Frau Maischberger weist, bevor sie sich an Detlef Bräunig wendet, darauf hin, dass durch Männer, die keinen Unterhalt zahlen wollen oder können, jährlich Kosten von 170 Millionen Euro entstehen. Das soll wohl ein Witz sein. In Milliarden, die übliche Größenordnung in der unsere Regierung mit Geld um sich wirft, sind das gerade mal 0,17.

0,17 Milliarden muss der Staat also für Unterhaltsvorschuss pro Jahr herausrücken (Von den hunderten Milliarden die er dem Volk vorher abgenommen hat).

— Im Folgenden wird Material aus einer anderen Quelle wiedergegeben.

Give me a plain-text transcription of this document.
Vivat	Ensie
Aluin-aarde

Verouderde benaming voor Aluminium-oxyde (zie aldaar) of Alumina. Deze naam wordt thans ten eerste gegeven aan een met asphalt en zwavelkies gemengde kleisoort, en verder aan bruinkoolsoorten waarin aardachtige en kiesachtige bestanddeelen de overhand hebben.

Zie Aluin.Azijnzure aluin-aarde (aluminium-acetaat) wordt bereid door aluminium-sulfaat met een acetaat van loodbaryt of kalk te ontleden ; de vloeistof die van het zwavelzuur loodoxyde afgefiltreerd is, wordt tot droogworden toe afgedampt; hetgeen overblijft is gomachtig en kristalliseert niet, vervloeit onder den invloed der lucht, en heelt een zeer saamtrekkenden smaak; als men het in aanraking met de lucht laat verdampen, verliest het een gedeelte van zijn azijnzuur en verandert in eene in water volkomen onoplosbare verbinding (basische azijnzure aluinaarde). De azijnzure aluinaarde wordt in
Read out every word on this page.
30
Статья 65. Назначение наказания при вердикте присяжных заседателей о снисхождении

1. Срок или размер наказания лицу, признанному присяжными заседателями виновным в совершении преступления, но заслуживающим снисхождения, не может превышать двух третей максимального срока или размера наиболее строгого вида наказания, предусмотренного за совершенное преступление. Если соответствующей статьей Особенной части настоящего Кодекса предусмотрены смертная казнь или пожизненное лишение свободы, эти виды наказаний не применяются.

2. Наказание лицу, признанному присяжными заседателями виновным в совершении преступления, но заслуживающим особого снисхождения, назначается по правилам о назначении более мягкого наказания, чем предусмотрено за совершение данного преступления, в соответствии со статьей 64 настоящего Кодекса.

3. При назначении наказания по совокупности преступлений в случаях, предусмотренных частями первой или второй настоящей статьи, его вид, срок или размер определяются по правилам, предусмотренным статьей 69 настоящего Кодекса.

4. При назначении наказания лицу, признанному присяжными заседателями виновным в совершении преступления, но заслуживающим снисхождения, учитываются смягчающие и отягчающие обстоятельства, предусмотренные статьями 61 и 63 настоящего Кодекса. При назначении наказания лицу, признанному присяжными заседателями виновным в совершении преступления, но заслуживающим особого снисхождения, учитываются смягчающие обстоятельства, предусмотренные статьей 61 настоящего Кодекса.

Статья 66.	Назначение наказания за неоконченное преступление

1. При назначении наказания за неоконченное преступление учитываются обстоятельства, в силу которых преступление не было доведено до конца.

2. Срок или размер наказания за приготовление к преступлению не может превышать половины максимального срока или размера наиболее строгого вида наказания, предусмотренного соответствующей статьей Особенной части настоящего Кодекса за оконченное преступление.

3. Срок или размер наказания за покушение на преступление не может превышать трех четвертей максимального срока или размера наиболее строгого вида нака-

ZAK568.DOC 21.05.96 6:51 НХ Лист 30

Der Berliner Flughafen als Bauruine hat bis jetzt 5 Milliarden Euro gekostet. Das sind 5.000 Millionen Euro. Damit könnten die Unterhaltsvorschussleistungen fast 30 Jahre finanziert werden! Die „Implementierung des Gender-Mainstreaming in den Strukturfonds-Programmplanungsdokumenten 2000-2006“ lässt sich der deutsche Staat 1,1 Milliarden Euro  Kosten. Das sind 1.100 Millionen Euro. Damit könnten die Unterhaltsvorschussleistungen 6,5 Jahre finanziert werden!

Hier der Filmbeitrag. Da vorher nur Wischiwaschi und
viel Persönliches lief, nur der Teil mit Detlef Bräunig.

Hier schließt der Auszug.